GET /en?cb=1 HTTP/1.1
Host: www.example.com
X-Forwarded-Host:  <unkeyedparamvalue>

HTTP/1.1 200 OK
Cache-Control: public, no-cache

<meta property=”og:image” content=”https://<unkeyedparamvalue>/cms/social.png” />

In the above request, the application has used the X-Forwarded-Host unkeyed header to generate an open graph URL inside a meta tag. <unkeyedparamvalue> can be any input that is reflected in the response. The below example shows the same.

GET /en?vulnerablerequest=1 HTTP/1.1
Host: www.example.com
X-Forwarded-Host: A.”><script>alert(1)</script>

HTTP/1.1 200 OK
Cache-Control: public, no-cache

<meta property=”og:image” content=”https://A.”><script>alert(1)</script>”/>

In the modified response, the attacker injects a simple cross-site scripting payload in the unkeyed input. The poisoned cache response with arbitrary JavaScript code will execute to whoever views it.

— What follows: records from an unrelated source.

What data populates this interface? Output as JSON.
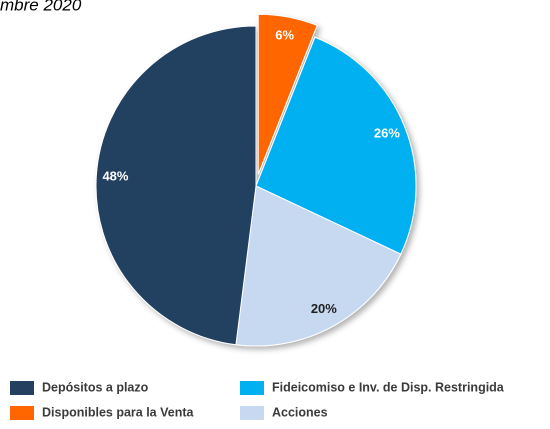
{
  "chart_data": {
    "type": "pie",
    "title": "mbre 2020",
    "categories": [
      "Disponibles para la Venta",
      "Fideicomiso e Inv. de Disp. Restringida",
      "Acciones",
      "Depósitos a plazo"
    ],
    "values": [
      6,
      26,
      20,
      48
    ],
    "value_labels": [
      "6%",
      "26%",
      "20%",
      "48%"
    ],
    "colors": [
      "#ff6600",
      "#00b0f0",
      "#c6d9f1",
      "#243f60"
    ],
    "label_colors": [
      "#ffffff",
      "#ffffff",
      "#1f1f1f",
      "#ffffff"
    ],
    "legend_order": [
      3,
      1,
      0,
      2
    ]
  }
}
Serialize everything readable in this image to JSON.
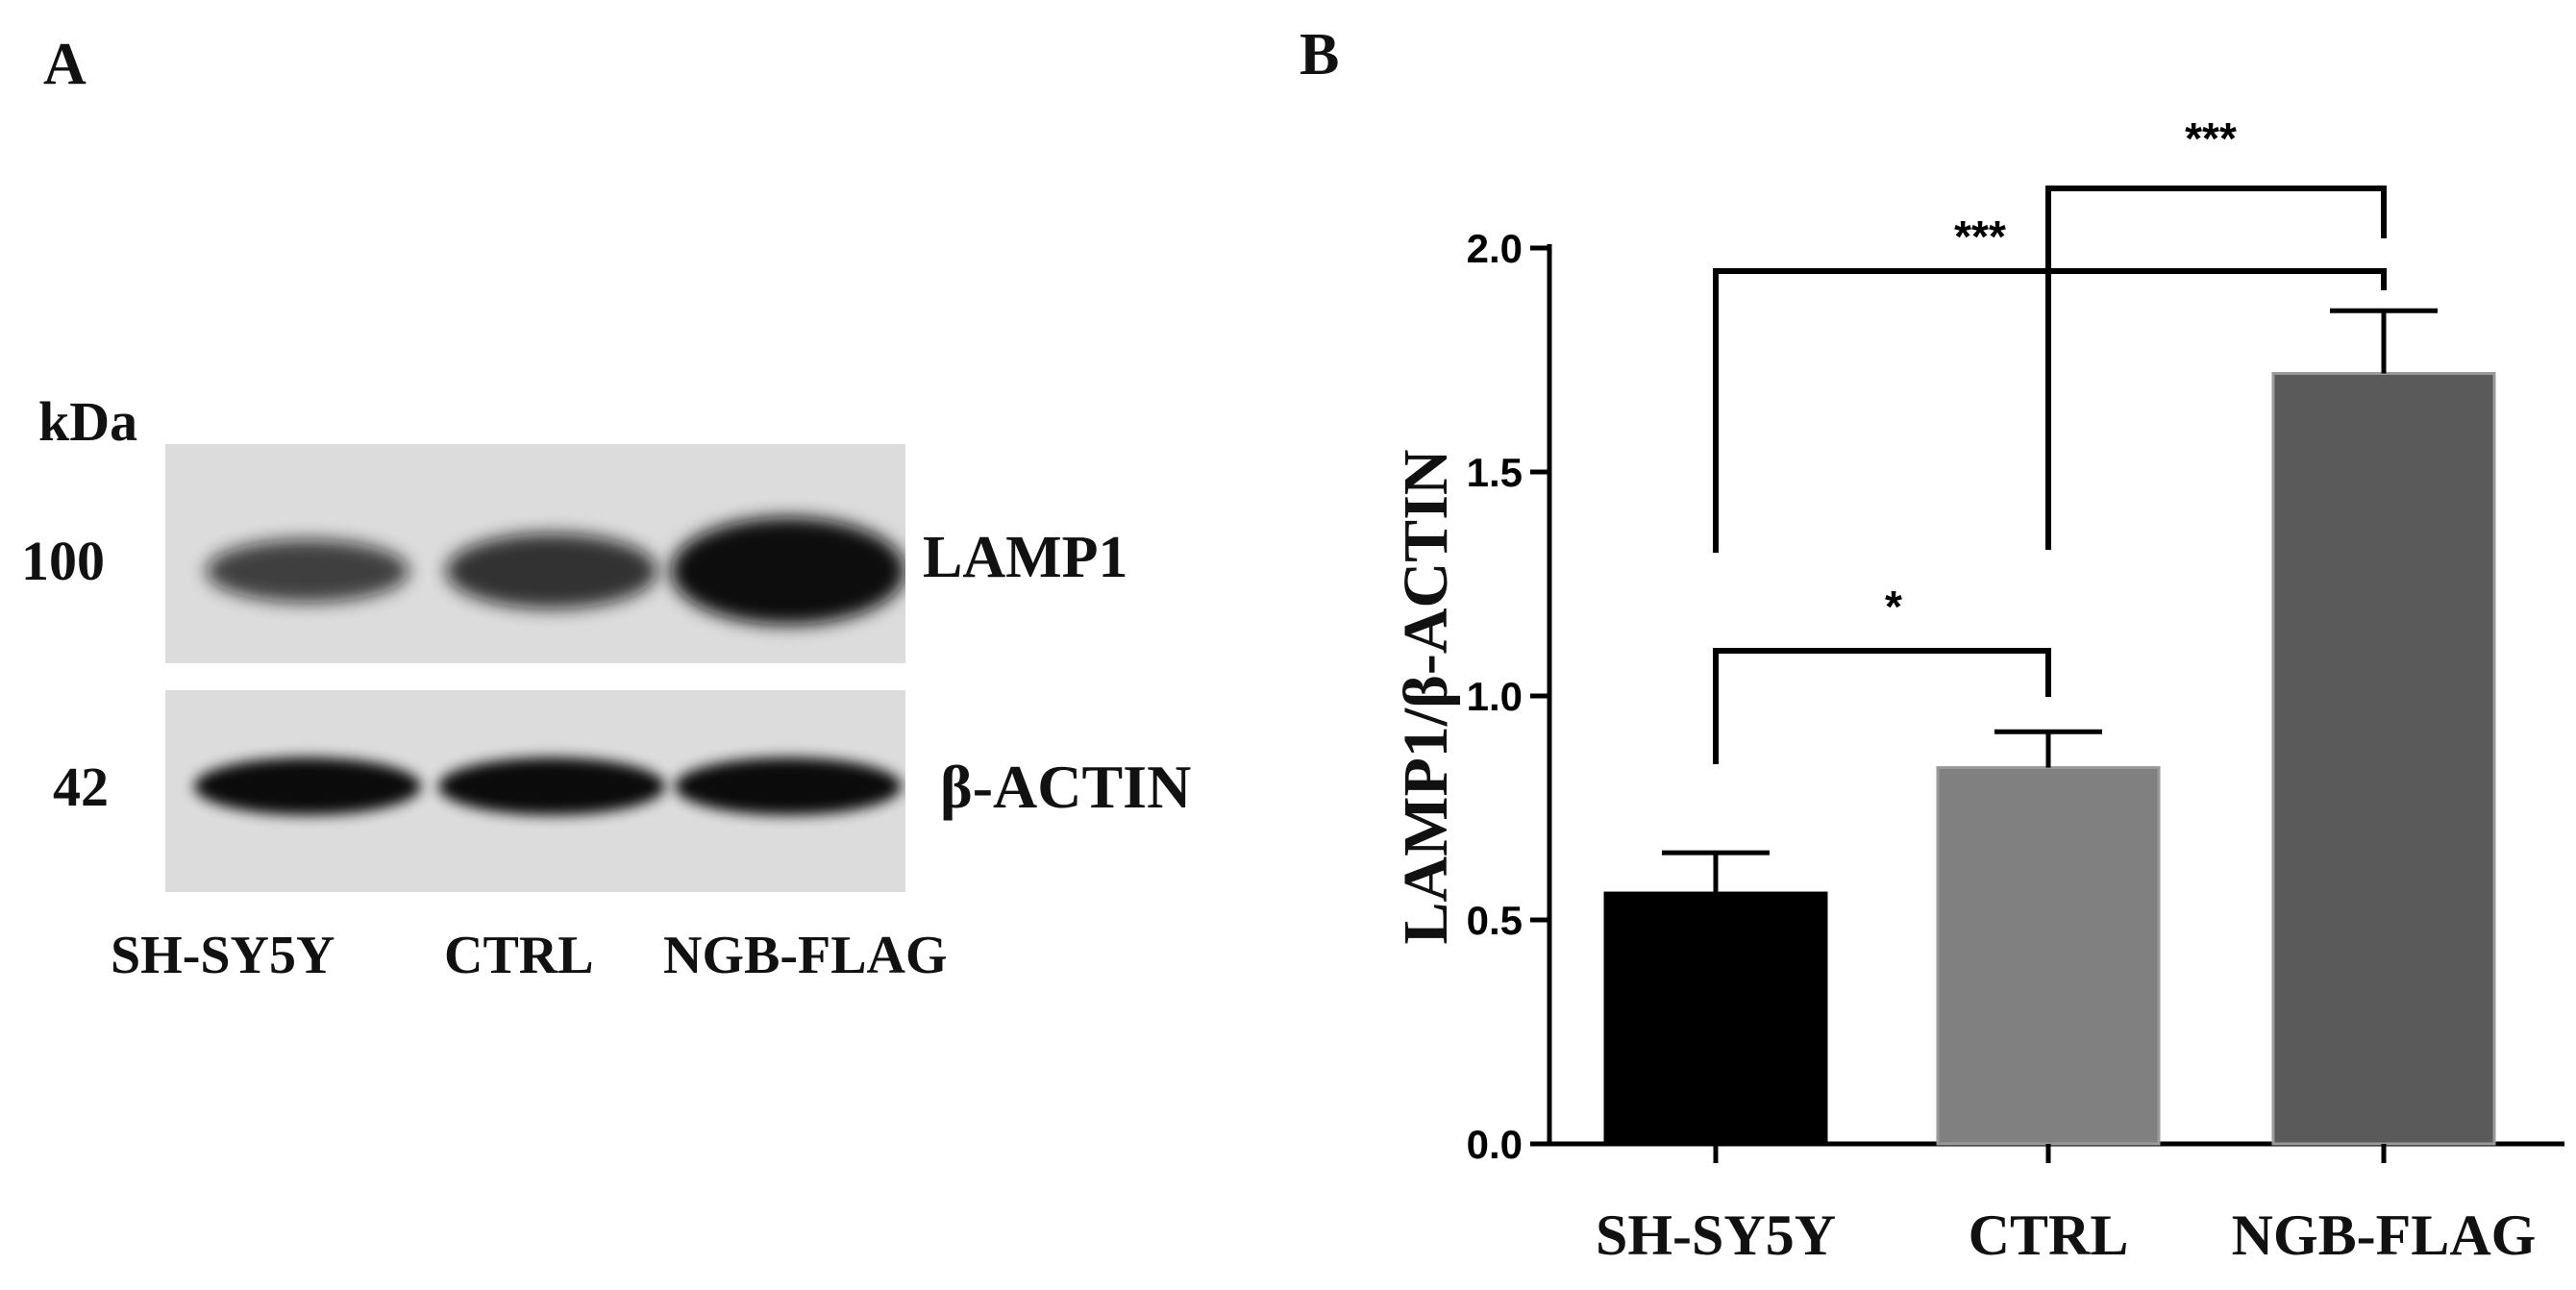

In another example, the unkeyed input can vary from a query string in the request to an unkeyed cookie or an unknown header. Param Miner can identify the X-Forwarded-Host header shown in the above request as an unkeyed header.

Another Data Security Concern: Unkeyed Cookie

Applications are at risk for web cache poisoning with an unkeyed cookie because cookies are not included in the cache keys. If the cookie value is reflected in the response, an attacker can inject an arbitrary string into the cookie value (arbitrary string is reflected in the response) to poison the cache.

The input string of unkeyed cookie ‘fehost’ value shows in the response:

The attacker injects a string into the cookie ‘fehost’ to poison the web cache. Next, the poisoned web cache will be served to the authentic website user.

Web Cache Poisoning in CDN

Cache-poisoned denial-of-service (CPDoS) is another threat to data security from web cache poisoning. This is a zero-day attack that poisons the CDN cache. By changing certain header requests, the attacker forces the origin server to return a ‘bad request’ error that is stored in the CDN’s cache. Thus, every request that comes after the attack will get an error page. One of the common openings is HHO (HTTP header oversize) in CDN.

HTTP Header Oversize

HHO CPDoS attacks work when a web application uses a cache that accepts a larger header size limit than the origin server. To attack it, an attacker sends an HTTP GET request including a header larger than the size supported by the origin server but smaller than the size supported by the cache.

Impact and Mitigation

The data security impact of the web cache poisoning attack can also depend upon what the attacker can get cached and the amount of traffic on the affected page. It can be used to create stored cross-site scripting, open redirects and DoS attacks, depending on what parts of the application are at risk.

But there are ways to mitigate this. The most robust defense against cache poisoning is to disable caching. The best method to achieve this is via the cache-control headers directive below:

Cache-Control: no-store, max-age=0

In addition, avoid taking input from headers and cookies. Identify unkeyed inputs in your application and disable them if you can. Lastly, patch client-side vulnerabilities, even if they seem unexploitable. That will help you lock down openings for web cache poisoning to increase your overall data security.